Pourtant, c’est cette incohérence qui le rend fascinant. Cooler est un méchant trop puissant pour les films, mais trop limité pour la série principale. Une situation qui en fait un cas unique : un personnage cultissime, mais jamais pleinement utilisé.


Comme le résume le youtubeur Geek Critique : "Cooler est le méchant parfait pour les fans qui aiment les 'what if'. Et si il avait eu plus de temps ? Et si il avait fusionné avec la Big Gete Star plus tôt ? C’est ça, son vrai pouvoir : faire rêver."

Trente ans après Le Combat fratricide, Cooler reste un monstre sacré du cinéma Dragon Ball. Ni tout à fait un tyran comme Freezer, ni un berserker comme Broly, il incarne une menace hybride : à la fois cerebral et dévastateur. Son héritage se mesure moins à ses victoires qu’à son influence — sur les transformations, les technologies, et même la culture gaming.

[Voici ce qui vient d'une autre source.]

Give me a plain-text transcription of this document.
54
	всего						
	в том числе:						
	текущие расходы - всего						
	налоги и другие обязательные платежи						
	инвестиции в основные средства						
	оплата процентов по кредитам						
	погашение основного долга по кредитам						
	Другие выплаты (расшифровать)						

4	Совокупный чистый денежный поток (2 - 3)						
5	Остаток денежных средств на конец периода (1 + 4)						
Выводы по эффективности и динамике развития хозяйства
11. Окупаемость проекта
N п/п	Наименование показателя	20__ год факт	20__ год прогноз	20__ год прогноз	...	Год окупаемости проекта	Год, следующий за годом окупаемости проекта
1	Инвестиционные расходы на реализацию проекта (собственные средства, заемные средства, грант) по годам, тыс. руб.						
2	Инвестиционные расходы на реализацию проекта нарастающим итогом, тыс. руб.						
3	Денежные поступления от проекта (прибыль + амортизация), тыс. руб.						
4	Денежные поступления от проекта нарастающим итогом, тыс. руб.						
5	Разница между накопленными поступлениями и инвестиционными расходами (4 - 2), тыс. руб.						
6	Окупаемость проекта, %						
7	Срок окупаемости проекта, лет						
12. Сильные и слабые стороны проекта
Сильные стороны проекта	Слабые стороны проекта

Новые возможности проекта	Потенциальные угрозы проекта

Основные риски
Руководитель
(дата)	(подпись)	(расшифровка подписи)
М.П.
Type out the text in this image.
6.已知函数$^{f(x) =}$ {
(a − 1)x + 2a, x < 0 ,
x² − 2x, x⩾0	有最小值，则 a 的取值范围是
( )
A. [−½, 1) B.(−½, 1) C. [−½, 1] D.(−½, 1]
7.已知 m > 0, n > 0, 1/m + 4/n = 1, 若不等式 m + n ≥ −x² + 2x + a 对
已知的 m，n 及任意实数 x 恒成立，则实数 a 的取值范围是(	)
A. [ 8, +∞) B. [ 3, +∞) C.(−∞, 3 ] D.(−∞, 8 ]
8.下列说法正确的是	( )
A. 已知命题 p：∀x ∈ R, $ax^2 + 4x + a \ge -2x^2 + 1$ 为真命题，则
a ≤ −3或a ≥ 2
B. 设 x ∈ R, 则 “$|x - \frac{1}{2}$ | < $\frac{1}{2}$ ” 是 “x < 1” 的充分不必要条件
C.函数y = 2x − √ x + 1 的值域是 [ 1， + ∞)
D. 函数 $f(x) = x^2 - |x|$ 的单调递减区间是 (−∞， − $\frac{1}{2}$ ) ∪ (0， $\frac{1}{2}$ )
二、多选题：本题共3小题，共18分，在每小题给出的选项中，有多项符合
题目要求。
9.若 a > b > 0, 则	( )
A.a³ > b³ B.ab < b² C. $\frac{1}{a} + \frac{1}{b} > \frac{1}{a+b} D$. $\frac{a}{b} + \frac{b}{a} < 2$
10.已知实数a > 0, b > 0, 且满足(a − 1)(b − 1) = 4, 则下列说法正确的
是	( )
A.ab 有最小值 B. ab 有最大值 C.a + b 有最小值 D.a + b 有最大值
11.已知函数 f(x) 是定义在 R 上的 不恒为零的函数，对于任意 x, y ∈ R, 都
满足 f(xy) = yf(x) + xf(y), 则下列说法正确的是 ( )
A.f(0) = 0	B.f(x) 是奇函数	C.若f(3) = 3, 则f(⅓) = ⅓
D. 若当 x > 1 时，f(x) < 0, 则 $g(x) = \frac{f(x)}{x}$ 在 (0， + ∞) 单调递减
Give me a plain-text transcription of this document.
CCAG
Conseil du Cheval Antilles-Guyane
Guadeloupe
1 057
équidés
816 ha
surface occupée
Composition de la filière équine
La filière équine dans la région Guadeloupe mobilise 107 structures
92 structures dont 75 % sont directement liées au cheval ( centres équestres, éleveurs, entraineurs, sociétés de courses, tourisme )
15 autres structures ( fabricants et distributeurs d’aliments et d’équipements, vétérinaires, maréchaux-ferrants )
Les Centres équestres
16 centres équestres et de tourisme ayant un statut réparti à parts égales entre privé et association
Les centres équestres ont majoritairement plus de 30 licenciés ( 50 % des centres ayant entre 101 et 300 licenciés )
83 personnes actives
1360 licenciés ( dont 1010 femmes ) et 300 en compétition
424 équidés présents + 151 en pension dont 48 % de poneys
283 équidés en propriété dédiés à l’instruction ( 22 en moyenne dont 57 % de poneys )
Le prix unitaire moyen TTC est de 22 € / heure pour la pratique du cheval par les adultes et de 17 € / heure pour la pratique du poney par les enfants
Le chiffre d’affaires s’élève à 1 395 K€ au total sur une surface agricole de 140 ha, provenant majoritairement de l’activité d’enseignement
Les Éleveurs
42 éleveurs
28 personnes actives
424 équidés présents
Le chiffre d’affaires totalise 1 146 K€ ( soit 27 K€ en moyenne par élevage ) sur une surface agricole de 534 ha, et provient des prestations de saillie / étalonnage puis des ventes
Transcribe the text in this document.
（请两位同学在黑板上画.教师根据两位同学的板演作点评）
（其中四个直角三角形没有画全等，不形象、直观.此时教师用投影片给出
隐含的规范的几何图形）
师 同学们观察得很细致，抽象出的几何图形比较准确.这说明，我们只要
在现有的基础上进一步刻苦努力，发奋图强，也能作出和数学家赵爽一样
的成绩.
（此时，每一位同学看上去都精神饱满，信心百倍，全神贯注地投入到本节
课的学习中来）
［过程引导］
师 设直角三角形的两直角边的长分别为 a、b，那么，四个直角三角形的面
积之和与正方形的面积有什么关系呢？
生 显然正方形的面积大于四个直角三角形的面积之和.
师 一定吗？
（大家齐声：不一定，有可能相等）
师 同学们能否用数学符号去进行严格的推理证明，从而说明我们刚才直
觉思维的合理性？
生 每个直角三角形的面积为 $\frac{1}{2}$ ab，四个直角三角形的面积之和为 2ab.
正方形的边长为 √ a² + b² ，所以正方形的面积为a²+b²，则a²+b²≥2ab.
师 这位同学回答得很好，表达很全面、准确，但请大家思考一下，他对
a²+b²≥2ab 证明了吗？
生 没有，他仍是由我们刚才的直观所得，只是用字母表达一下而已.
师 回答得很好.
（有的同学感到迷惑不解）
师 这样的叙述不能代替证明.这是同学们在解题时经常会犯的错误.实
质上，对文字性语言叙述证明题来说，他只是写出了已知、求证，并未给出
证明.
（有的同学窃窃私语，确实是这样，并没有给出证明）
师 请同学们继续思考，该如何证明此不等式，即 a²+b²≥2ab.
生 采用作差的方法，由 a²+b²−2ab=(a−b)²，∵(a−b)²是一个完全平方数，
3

Alors, est-il le plus puissant des méchants de films ? Peut-être pas en termes de ki pur. Mais en matière de design, de stratégie, et de longévité, peu peuvent rivaliser. Et si un jour Dragon Ball Super décide de le ramener officiellement, une chose est sûre : les fans seront prêts. Depuis toujours.

L'Avis de la rédaction
Par Celtic
Ah, Cooler, ce tonton de la destruction qui nous rappelle que même les méchants ont besoin d’un bon design pour briller. Imagine : un frère qui préfère les équations à la violence, comme si Freezer avait un clone apathique mais avec plus de style. Sa Meta-Forme, c’est le zeubi ultime , un mélange de science-fiction et de "pourquoi personne n’a jamais exploité ça à fond ?". Entre nous, si Cooler avait eu son propre Dragon Ball Heroes, il aurait balayé l’univers en mode "je suis un supercalculateur avec des gonades de titan". Dommage qu’il doive se contenter de jouer les seconds rôles dans les films, comme un OSS117 des méchants : toujours stylé, mais jamais assez onirique pour justifier son budget.